Still, how does it affect your mortgage? And how much effect does it have? Well, let’s find out.
What Is A Credit Score?
Your credit score is a number reflecting your financial well being and health. It’s more of a score that shows how well you are doing credit-wise.
You score high; then, you are an excellent borrower doing well. You score low; then, you are not the best borrower as you are doing bad.
Typically, it ranges from 300 to 900. And for you to have a good credit score, then you must fall above 700. Anything less, then you have a low or bad credit score.
Impact of Your Credit Score on Your Mortgage
Perhaps the first thing that your creditor checks are your credit score. And this is to show you just how important it is to your loan application, mortgage, or not.
Typically, your credit score will go a long way to determine the nature and terms of your mortgage agreement. Even more, it affects the totality of the deal.
Still wondering how?

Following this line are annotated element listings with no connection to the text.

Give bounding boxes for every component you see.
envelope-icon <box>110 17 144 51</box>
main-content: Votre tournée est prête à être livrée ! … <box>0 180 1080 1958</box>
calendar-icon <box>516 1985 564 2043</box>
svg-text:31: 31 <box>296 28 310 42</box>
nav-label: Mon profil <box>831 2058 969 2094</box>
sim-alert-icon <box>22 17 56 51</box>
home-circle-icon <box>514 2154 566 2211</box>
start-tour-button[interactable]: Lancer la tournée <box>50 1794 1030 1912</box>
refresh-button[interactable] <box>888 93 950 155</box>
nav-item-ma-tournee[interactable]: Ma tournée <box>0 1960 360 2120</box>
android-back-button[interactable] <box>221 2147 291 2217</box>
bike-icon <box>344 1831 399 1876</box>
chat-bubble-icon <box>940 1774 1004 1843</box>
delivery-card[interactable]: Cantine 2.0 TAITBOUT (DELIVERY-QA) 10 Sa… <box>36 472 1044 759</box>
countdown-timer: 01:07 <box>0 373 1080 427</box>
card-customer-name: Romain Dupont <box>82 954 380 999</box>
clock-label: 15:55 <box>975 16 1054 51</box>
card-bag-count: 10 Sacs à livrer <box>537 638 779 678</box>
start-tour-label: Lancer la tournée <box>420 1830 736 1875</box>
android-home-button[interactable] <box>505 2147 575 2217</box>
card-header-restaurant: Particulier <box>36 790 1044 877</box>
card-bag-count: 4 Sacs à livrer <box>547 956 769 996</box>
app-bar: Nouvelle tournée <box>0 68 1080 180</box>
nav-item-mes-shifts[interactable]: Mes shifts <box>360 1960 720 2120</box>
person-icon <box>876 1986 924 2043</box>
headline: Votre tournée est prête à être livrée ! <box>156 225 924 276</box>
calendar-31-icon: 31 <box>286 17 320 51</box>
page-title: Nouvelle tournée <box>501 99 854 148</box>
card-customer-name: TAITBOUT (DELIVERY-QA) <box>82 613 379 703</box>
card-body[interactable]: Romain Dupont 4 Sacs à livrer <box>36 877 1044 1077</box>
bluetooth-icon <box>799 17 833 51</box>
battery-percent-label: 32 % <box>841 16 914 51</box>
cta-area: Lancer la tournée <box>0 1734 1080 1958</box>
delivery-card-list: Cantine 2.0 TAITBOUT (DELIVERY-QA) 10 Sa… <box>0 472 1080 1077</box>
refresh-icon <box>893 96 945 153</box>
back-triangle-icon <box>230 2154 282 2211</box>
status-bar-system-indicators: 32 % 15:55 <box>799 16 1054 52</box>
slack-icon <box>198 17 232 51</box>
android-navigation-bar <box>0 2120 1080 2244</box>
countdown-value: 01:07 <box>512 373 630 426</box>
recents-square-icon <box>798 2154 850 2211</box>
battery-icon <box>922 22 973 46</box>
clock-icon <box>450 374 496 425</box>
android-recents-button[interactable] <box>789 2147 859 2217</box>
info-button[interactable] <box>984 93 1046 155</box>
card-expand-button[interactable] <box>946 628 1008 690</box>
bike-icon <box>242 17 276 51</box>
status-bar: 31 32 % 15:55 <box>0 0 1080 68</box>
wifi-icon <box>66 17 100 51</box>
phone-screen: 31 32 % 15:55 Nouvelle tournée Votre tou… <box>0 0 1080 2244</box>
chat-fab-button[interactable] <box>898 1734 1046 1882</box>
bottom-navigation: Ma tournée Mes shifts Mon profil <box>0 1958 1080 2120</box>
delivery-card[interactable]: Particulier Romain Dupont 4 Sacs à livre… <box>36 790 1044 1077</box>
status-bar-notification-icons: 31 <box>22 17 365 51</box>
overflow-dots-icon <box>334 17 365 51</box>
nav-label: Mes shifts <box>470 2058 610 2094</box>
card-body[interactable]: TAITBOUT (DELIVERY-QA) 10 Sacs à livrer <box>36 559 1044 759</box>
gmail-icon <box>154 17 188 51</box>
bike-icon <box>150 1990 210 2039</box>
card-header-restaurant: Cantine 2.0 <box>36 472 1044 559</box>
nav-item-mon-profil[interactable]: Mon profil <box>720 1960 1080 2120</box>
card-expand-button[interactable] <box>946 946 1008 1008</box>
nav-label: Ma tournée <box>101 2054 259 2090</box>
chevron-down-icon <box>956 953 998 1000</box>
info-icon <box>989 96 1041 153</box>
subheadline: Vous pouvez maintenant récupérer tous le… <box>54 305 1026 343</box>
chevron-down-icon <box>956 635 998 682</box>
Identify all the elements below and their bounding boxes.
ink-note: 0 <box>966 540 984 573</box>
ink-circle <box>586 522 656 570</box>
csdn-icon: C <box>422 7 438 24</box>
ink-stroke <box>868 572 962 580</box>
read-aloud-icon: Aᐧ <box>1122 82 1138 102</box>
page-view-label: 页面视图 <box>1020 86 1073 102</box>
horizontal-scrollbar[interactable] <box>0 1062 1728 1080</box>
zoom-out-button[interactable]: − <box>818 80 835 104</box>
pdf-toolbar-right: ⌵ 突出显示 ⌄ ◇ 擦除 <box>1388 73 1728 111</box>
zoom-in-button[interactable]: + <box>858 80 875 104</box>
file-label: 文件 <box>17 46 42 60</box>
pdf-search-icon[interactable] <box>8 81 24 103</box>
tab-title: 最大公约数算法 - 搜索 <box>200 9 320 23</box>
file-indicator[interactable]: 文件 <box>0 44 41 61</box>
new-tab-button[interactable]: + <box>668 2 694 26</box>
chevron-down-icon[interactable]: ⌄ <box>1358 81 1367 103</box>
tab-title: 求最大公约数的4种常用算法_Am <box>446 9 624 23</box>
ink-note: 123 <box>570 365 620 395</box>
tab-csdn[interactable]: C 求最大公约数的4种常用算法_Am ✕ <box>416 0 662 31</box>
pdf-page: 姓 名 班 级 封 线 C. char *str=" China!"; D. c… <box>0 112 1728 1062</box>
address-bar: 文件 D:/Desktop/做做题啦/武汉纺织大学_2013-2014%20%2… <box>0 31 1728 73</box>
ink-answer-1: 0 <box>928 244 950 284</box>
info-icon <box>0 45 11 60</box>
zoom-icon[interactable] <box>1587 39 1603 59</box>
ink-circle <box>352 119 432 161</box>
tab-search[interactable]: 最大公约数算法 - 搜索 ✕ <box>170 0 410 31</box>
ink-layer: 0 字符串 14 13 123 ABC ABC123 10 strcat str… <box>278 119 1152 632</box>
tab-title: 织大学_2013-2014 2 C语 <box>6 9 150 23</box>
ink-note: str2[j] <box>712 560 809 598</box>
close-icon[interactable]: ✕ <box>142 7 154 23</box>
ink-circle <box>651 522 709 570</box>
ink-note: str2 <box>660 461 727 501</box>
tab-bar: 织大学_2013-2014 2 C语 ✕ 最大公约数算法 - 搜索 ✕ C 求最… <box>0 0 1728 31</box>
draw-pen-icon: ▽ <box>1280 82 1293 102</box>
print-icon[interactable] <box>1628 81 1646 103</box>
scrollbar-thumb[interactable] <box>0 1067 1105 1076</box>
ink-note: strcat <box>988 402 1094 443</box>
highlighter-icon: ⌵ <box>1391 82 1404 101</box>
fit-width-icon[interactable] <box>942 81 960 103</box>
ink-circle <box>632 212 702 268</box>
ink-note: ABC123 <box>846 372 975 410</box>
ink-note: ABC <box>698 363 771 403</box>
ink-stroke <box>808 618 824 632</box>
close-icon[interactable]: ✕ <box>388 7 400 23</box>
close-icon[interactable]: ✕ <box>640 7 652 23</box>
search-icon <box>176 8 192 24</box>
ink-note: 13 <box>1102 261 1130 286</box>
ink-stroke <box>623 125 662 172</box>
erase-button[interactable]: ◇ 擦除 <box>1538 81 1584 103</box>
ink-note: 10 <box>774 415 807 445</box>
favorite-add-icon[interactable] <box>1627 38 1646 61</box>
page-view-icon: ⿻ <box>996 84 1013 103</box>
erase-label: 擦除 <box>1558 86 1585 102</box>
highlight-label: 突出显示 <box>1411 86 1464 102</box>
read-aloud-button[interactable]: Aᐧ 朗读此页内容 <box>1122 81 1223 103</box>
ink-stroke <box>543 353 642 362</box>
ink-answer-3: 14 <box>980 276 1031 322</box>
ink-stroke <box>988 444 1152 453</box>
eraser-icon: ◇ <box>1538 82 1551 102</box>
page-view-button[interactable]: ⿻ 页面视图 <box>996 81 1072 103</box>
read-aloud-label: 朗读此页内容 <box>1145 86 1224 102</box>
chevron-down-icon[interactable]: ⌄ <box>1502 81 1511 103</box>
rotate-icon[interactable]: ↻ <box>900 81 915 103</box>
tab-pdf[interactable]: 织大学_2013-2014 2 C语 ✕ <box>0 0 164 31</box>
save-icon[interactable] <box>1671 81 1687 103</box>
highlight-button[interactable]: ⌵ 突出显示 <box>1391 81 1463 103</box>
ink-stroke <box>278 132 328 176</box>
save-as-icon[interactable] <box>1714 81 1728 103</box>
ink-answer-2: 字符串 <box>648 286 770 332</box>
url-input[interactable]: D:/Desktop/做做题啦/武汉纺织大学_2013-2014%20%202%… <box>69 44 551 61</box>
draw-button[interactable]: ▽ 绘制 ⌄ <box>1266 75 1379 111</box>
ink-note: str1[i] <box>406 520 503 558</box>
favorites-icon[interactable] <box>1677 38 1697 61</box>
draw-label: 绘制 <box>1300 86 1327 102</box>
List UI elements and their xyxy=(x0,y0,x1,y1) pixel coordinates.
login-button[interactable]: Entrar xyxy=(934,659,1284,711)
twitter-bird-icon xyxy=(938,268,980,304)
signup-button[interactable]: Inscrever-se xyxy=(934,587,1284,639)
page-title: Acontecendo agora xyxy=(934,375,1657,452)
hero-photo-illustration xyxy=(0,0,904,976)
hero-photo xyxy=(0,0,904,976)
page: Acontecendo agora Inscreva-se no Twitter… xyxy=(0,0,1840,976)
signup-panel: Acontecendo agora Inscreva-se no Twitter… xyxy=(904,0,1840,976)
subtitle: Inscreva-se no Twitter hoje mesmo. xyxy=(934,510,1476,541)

Here’s how your credit score comes to play.
Choice of Lenders
The first area that your credit score affects is your choice of lenders. That is, who you can approach for your mortgage application.
Usually, prime lenders will not accept a credit score that falls below the 600 or 700 categories. And in a case where your credit score is low, it means you cannot get your mortgage from them.
The news is that usually, they offer the best rates and terms.
While you might be able to access some lenders, you will find out that there is some exclusion, even with them. Usually, your credit score will determine whether you have access to some mortgage programs or not.
For instance, some lenders will not offer a loan if you want to purchase a second home. And your credit score is less than 620. So, your credit score affects your access.
Cost of the Mortgage
The cost of your mortgage largely depends on your credit score. And this is due to the enormous impact your credit score plays in your interest rate.
When your credit score is low, it means your lender is taking more risk. And to compensate for the increased risk, you need to pay a higher interest. In turn, this means higher monthly repayment and higher overall cost.
Alternatively, with a good credit rating, you can obtain your mortgage at a cheaper rate.
Your credit score also goes a long way to determine how much you can borrow. Usually, this gets calculated as a percentage of your property. For instance, a 80% LTV on a $200, 000 property is $160, 000.
However, in most cases, lenders determine this based on your credit score. As such, if you have a low credit score, you might be unable to reach a high percentage. And where you have a high score, you can get a higher rate.
Your credit score is crucial when it comes to mortgages. In fact, it will also affect how much you pay for your mortgage insurance.
So, commit to maintaining a good credit score.